What Does Jesus Do With Messy People? | Lisa Harper
What Does Jesus Do With Messy People? | Lisa Harper
Do you remember when the enemy tricked Eve into eating from the one tree God told her not to? God had said, “Don’t eat from that tree.” Last night, Emi and I were talking about it, and she asked, “Why that tree?” I explained that it was the tree of Good and Evil. Why do you think it was specifically that tree? Why not the tree of chips and queso, for example—something that would make you gain weight? Or how about the tree of evil lives? Why wasn’t it something like that? There were so many other trees that could have been more significant for God to warn against, yet the enemy tricked Eve into believing God was holding something back from her. The lie was that God didn’t love her as much as she thought, and that led her to eat the forbidden fruit. We’ve been struggling with that decision ever since.
Why that tree—the tree of Good and Evil? Have you ever met someone who thinks they have the right to judge everyone else? Don’t point them out if they’re around, but we all know those people with critical, judgmental spirits. Humans don’t have the capacity to perfectly judge the motives of others. Last night, I asked Avery, “If you were my boss and you told me to show up at 8 a.m., but I arrived at 7:55 a.m. on Monday, 7:58 a.m. on Tuesday, and 8:00 a.m. on Wednesday, then on Thursday I showed up at 8:45 a.m., would you consider me a bad employee?” She said, “Well, kind of.” I said, “Of course you would, because I wasn’t following your instructions as my boss.” But then I asked, “What if I explained that I was late because my son got hit by a school bus, broke his leg, and I had to rush him to the ER? Would you still think I was a bad employee?” She said, “No.” The point is, we don’t have the ability to judge the heart and motives of others accurately. We are quick to criticize, but we don’t see the full picture.
God said not to eat from the tree because He created us in His image, and He designed us for community. In Genesis 1:26-27, God says, “Let us make mankind in our image,” referring to the Trinitarian God—Father, Son, and Holy Spirit. From the beginning, God intended for us to live in community with each other. A great theologian named Augustine said that only the Christian God represents a perfect community within Himself. God wired us for this community from the very start. God is good. He has always been good, and His goodness has always been meant for us. He’s not an angry, vengeful God in the Old Testament and a soft, forgiving one in the New Testament. He is perfectly holy, and His grace is as great as His holiness.

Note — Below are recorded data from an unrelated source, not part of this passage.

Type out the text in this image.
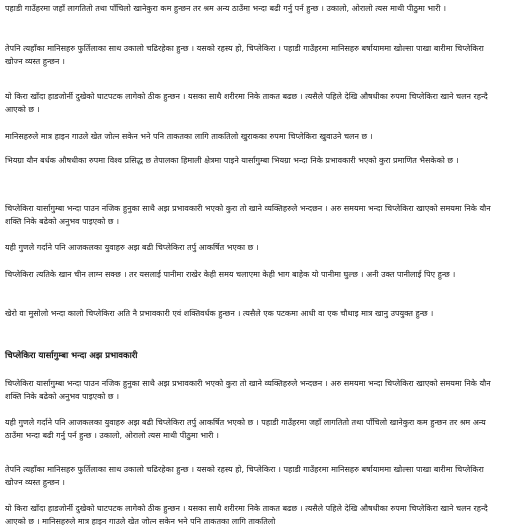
पहाडी गाउँहरमा जहाँ लागतितो तथा पाँचिलो खानेकुरा कम हुन्छन तर श्रम अन्य ठाउँमा भन्दा बढी गर्नु पर्न हुन्छ । उकालो, ओरालो त्यस माथी पीठुमा भारी ।

तेपनि त्यहाँका मानिसहरु फुर्तिलाका साथ उकालो चढिरहेका हुन्छ । यसको रहस्य हो, चिप्लेकिरा । पहाडी गाउँहरमा मानिसहरु बर्षायाममा खोल्सा पाखा बारीमा चिप्लेकिरा खोज्न व्यस्त हुन्छन ।

यो किरा खाँदा हाडजोर्नी दुखेको घाटपटक लागेको ठीक हुन्छन । यसका साथै शरीरमा निके ताकत बढछ । त्यसैले पहिले देखि औषधीका रुपमा चिप्लेकिरा खाने चलन रहन्दै आएको छ ।

मानिसहरुले मात्र हाइन गाउले खेत जोत्न सकेन भने पनि ताकतका लागि ताकतिलो खुराकका रुपमा चिप्लेकिरा खुवाउने चलन छ ।

भियग्रा यौन बर्धक औषधीका रुपमा विश्व प्रसिद्ध छ तेपालका हिमाली क्षेत्रमा पाइने यार्सागुम्बा भियग्रा भन्दा निके प्रभावकारी भएको कुरा प्रमाणित भैसकेको छ ।

चिप्लेकिरा यार्सागुम्बा भन्दा पाउन नजिक हुनुका साथै अझ प्रभावकारी भएको कुरा तो खाने व्यक्तिहरुले भन्दछन । अरु समयमा भन्दा चिप्लेकिरा खाएको समयमा निके यौन शक्ति निके बढेको अनुभव पाइएको छ ।

यही गुणले गर्दाने पनि आजकलका युवाहरु अझ बढी चिप्लेकिरा तर्पु आकर्षित भएका छ ।

चिप्लेकिरा त्यतिके खान चीन लाग्न सक्छ । तर यसलाई पानीमा राखेर केही समय चलाएमा केही भाग बाहेक यो पानीमा घुल्छ । अनी उक्त पानीलाई पिए हुन्छ ।

खेरो वा मुसोलो भन्दा कालो चिप्लेकिरा अति नै प्रभावकारी एवं शक्तिवर्धक हुन्छन । त्यसैले एक पटकमा आधी वा एक चौथाइ मात्र खानु उपयुक्त हुन्छ ।

चिप्लेकिरा यार्सागुम्बा भन्दा अझ प्रभावकारी

चिप्लेकिरा यार्सागुम्बा भन्दा पाउन नजिक हुनुका साथै अझ प्रभावकारी भएको कुरा तो खाने व्यक्तिहरुले भन्दछन । अरु समयमा भन्दा चिप्लेकिरा खाएको समयमा निके यौन शक्ति निके बढेको अनुभव पाइएको छ ।

यही गुणले गर्दाने पनि आजकलका युवाहरु अझ बढी चिप्लेकिरा तर्पु आकर्षित भएको छ । पहाडी गाउँहरमा जहाँ लागतितो तथा पाँचिलो खानेकुरा कम हुन्छन तर श्रम अन्य ठाउँमा भन्दा बढी गर्नु पर्न हुन्छ । उकालो, ओरालो त्यस माथी पीठुमा भारी ।

तेपनि त्यहाँका मानिसहरु फुर्तिलाका साथ उकालो चढिरहेका हुन्छ । यसको रहस्य हो, चिप्लेकिरा । पहाडी गाउँहरमा मानिसहरु बर्षायाममा खोल्सा पाखा बारीमा चिप्लेकिरा खोज्न व्यस्त हुन्छन ।

यो किरा खाँदा हाडजोर्नी दुखेको घाटपटक लागेको ठीक हुन्छन । यसका साथै शरीरमा निके ताकत बढछ । त्यसैले पहिले देखि औषधीका रुपमा चिप्लेकिरा खाने चलन रहन्दै आएको छ । मानिसहरुले मात्र हाइन गाउले खेत जोत्न सकेन भने पनि ताकतका लागि ताकतिलो
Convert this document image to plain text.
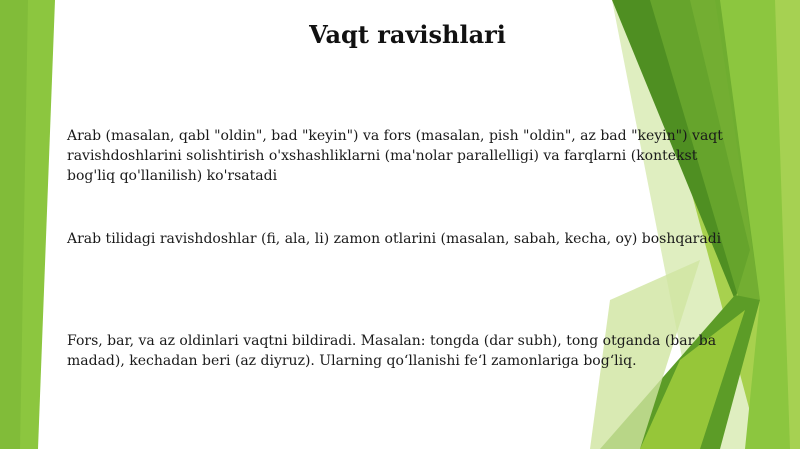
Vaqt ravishlari

Arab (masalan, qabl "oldin", bad "keyin") va fors (masalan, pish "oldin", az bad "keyin") vaqt ravishdoshlarini solishtirish o'xshashliklarni (ma'nolar parallelligi) va farqlarni (kontekst bog'liq qo'llanilish) ko'rsatadi

Arab tilidagi ravishdoshlar (fi, ala, li) zamon otlarini (masalan, sabah, kecha, oy) boshqaradi

Fors, bar, va az oldinlari vaqtni bildiradi. Masalan: tongda (dar subh), tong otganda (bar ba madad), kechadan beri (az diyruz). Ularning qo‘llanishi fe‘l zamonlariga bog‘liq.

When God told Adam and Eve not to eat from the tree of Good and Evil, He was not being cruel; He was protecting them. Eating from that tree would have disrupted the community He designed for them, leading them to become critical and cruel toward one another. So, He warned them not to eat from it. But when Eve was deceived and ate the fruit, God drove them out of the Garden of Eden.
This brings us to an important point: When God drove them out, it wasn’t punishment in the way we often think. The Hebrew word for “drive out” actually comes from the word garash, meaning to “herd redemptively.” God was guiding them toward redemption. After this, God introduced another tree—the tree of life. He told them not to return to the garden and eat from it. Why? Because if they ate from the Tree of Life while separated from God, it would have perpetuated their separation. They needed to be restored before they could partake in the fullness of life He had intended.